The latest outrage was visited upon George Syer, a public carriage driver who was called out to 876 Lincoln Avenue this evening, ostensibly to take some women to a train. The address should have been found north of Mountain, in an unlit area. He did not find the house, but while looking was acosted by a man with a thick Irish brogue who demanded his money. Syer parted with a dollar in change, but kept the contents of his other pocket. No mention was made of a weapon being brandished, but it is well known that one can’t be too careful with Irishmen!

Note From One-Time Suitor Spoils Honeymoon

March 30, 1907
Los Angeles 

Newlyweds Mr. and Mrs. Paul Solf, a couple from Denver who have been honeymooning at the Estelle at 312 1/2 West First Street, paid a visit to the police this evening at the insistence of the lady.

Paul Solf told the desk sergeant that he had returned to their room earlier, to find his wife reading a letter from a former admirer. As he snatched it away, a photograph fell out, and the pair commenced to arguing. After a time, Mrs. Solf said that if he did not accompany her to the police station, she would call for them herself. Thinking she was bluffing, he joined her in a perambulation towards Central Station.

Upon entering, Mrs. Solf declared that Paul Solf had threatened her with a revolver. He denied this, but a quick search revealed a heavy revolver on his person. Solf was locked up, while officers determined that he had a letter for $5000 credit from a Denver bank, and nearly as much in cash. On reflection, Mrs. Solf decided she didn’t wish to prosecute, but officers still plan to charge him for carrying a concealed weapon.

Solf is a race horse man, and his bride a bit of a gambler. 

White Wife of Celestial Deports Self

March 27, 1907
Los Angeles 

After visiting her Chinese husband in the County Jail, Mrs. Yee Lung (also called Mrs. Frank Chew) spoke of her intention to join her beloved as he was deported, and to travel with him in the train car packed with forty other Chinese deportees for the trip up to San Francisco.

Special permission has been granted by the U.S. Marshall for her to ride with her husband. They will immediately board a boat to Hong Kong, and the woman may never again see her white friends relatives in this country.

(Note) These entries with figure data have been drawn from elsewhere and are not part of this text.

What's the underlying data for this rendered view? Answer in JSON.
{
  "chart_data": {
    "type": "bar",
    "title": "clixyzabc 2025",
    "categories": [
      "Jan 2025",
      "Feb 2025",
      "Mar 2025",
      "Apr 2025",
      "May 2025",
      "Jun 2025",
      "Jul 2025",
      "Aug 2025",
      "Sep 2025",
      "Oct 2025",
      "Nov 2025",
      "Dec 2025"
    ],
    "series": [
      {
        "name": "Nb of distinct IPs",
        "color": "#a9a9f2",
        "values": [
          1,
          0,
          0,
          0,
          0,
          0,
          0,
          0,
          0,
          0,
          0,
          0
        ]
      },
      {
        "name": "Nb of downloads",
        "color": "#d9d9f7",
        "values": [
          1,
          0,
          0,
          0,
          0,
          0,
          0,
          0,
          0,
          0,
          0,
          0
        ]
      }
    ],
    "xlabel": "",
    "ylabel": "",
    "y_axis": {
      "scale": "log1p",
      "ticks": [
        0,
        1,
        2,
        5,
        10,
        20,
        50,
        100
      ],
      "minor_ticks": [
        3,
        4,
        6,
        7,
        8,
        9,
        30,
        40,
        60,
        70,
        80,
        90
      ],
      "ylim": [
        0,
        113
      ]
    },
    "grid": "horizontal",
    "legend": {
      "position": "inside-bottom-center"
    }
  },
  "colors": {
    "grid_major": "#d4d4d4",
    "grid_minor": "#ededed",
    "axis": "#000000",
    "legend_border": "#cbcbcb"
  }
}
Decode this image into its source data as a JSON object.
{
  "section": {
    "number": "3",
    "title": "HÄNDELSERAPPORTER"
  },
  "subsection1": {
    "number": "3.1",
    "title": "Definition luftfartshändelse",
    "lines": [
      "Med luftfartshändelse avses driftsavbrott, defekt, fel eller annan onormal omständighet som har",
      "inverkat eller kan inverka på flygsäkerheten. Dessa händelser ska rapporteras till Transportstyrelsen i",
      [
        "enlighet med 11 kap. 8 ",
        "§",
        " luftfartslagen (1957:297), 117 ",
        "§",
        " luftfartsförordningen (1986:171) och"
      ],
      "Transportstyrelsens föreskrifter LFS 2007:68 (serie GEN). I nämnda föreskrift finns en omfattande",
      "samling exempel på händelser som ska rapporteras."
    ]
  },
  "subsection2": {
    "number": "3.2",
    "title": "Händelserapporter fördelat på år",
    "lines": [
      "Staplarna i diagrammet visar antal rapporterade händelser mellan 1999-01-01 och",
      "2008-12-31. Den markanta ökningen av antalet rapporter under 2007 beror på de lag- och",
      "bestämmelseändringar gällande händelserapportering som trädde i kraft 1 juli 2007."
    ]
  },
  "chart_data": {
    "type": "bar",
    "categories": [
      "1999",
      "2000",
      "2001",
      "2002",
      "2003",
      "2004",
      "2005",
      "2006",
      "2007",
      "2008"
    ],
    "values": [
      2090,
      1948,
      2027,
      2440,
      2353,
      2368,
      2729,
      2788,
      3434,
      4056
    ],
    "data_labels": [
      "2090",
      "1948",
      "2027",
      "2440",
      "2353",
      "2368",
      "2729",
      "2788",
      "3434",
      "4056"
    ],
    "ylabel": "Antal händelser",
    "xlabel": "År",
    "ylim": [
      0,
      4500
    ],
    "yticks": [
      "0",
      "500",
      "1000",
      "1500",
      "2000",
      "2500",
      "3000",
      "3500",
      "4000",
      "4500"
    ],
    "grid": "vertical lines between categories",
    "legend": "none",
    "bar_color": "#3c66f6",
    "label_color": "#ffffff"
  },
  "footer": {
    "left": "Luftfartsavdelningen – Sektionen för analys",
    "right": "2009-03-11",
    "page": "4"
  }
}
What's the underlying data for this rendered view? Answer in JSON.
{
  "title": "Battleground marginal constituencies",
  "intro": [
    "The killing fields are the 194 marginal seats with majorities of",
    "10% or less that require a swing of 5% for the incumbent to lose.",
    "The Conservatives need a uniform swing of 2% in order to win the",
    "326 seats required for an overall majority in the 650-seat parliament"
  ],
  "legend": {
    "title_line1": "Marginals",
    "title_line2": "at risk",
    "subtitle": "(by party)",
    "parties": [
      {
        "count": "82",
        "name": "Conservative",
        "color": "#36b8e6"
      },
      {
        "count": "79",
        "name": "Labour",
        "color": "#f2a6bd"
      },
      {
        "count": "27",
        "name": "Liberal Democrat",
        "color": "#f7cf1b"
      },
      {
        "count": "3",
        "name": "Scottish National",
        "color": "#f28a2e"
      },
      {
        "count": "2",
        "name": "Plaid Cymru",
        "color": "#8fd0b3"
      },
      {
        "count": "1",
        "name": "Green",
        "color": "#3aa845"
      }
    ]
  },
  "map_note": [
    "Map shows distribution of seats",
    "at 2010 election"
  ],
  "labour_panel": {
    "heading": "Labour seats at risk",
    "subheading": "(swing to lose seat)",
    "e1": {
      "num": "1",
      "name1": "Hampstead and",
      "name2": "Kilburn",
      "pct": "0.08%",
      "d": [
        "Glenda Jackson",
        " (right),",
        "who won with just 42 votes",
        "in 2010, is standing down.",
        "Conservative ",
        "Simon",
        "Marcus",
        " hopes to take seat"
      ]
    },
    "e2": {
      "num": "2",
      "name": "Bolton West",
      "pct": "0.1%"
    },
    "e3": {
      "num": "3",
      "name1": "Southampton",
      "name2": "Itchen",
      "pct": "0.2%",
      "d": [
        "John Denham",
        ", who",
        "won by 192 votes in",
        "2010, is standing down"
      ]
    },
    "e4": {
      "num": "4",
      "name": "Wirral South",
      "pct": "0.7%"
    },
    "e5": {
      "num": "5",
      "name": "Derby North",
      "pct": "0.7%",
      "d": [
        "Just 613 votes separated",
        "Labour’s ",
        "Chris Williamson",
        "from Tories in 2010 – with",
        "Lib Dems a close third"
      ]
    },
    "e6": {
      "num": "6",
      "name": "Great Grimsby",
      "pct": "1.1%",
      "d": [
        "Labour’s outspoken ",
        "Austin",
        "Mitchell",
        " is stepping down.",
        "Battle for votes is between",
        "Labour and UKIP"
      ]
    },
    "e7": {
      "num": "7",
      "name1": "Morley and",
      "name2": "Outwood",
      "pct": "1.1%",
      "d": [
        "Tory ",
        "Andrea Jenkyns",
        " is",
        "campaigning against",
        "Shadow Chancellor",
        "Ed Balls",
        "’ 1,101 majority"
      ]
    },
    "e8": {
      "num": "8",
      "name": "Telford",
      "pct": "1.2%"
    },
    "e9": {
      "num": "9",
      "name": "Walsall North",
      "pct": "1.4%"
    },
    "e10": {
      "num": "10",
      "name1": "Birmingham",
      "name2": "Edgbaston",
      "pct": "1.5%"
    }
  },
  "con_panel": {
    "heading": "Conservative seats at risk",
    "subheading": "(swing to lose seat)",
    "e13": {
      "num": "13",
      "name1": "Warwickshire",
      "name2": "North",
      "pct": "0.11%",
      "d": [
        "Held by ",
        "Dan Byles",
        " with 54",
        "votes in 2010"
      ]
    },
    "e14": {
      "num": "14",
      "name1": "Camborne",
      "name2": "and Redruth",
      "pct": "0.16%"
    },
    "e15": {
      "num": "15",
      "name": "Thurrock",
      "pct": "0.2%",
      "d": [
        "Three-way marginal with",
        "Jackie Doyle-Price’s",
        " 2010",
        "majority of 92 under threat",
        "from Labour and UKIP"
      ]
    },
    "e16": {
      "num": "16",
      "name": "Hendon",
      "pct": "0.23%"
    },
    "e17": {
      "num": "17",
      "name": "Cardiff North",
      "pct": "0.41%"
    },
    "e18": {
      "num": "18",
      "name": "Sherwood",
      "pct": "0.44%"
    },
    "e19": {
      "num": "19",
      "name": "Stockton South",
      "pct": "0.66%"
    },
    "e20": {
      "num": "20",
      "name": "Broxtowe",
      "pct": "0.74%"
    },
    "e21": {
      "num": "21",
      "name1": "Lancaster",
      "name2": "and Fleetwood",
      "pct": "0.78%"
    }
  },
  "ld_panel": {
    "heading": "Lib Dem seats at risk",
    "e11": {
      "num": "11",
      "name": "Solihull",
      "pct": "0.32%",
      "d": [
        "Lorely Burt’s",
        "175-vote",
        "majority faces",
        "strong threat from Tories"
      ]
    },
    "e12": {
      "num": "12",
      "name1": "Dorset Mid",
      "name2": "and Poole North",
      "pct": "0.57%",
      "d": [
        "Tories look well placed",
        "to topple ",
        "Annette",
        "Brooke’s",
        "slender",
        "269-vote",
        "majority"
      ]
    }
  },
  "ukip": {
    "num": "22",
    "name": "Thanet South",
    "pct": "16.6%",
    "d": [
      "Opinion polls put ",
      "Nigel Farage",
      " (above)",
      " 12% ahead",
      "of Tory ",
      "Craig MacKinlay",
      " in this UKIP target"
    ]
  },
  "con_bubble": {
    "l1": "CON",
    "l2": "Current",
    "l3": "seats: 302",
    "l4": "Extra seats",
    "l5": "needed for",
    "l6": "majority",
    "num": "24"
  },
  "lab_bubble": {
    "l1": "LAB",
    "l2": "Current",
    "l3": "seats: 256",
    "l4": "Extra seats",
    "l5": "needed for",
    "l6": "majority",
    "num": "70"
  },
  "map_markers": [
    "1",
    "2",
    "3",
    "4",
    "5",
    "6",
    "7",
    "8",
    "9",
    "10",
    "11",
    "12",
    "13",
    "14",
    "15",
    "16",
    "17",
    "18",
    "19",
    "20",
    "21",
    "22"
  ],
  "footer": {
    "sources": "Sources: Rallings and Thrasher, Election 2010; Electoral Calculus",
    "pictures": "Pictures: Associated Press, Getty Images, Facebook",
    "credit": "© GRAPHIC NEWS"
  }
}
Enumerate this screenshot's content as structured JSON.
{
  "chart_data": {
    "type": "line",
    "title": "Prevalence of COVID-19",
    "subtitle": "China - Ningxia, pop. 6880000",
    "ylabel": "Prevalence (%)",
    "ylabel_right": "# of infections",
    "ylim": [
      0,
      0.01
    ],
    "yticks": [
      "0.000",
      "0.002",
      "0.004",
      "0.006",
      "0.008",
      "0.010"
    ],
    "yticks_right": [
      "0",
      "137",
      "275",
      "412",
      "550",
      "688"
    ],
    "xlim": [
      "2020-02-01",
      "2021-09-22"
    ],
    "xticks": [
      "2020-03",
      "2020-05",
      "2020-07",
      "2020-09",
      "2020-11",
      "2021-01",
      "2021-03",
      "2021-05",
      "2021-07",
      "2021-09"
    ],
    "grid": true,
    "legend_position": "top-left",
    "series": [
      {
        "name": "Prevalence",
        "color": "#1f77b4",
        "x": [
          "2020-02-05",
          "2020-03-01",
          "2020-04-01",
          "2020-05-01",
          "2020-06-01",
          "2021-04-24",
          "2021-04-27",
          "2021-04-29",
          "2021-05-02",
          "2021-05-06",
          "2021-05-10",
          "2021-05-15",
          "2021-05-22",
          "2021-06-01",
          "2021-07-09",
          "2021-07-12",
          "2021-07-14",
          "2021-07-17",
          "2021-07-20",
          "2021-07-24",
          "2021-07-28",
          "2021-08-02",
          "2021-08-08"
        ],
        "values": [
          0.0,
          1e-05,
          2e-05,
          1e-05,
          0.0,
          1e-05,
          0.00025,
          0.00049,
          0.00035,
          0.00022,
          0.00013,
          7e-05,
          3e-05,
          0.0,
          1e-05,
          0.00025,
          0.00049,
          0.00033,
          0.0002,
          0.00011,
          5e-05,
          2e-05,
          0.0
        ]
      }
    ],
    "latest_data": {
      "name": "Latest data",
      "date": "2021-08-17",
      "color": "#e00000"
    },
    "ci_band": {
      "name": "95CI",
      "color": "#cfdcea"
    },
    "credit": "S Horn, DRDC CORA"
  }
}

Mrs. Lung’s friends have pleaded with her to reconsider, but she insists "I trust my husband implicitly… he wouldn’t go without me, and I wouldn’t be so cruel as to ask him to."

Trolley vs Ruminant

March 22, 1907

A special correspondent follows up on the distressing report of a cow gravely injured when struck by an electric car near Lamanda Park. Bossy was found happily chewing her cud with no sign of injury. As near as can be figured, the trolley ran over the cow’s tether, pulling it taut and forcing the reluctant acrobat to turn a dramatic aerial flip. She seems to have landed safely and forgotten all about her wild adventure, until the cries of do-gooders to the Humane Society roused an interest in her case.

Wounded Man Blows Up Like Balloon, Terrible Injury Causes Weird Effect

March 18, 1907
Los Angeles 

Carlos Perez, an unarmed man shot by an Olvera Street nightwatchman as he walked towards his home on Macy Street last evening, lies tonight in County Hospital, gravely wounded with a bullet puncuring his lung. A gruesome side effect of his injury is that air is seeping beneath his skin, inflating his body like a fleshy balloon. Doctors can press gently on the man’s hands, eyelids and ribcage, causing him to briefly deflate, though he quickly swells up again. 

Dr. Barber, the hospital superintendent, says that he has seen victims who suffer minor inflation around their injuries, but never someone whose entire body becomes so like a balloon. Doctors hesitate to puncture Perez’ skin for fear of introducing an infection, and so the poor man suffers the strange sensation of constant pressure from within. His outlook is uncertain.

Richard D. Birch, nightwatchman for the Merchant’s Fire Dispatch, has given conflicting statements regarding the shooting, and will surely face manslaughter charges should his victim perish.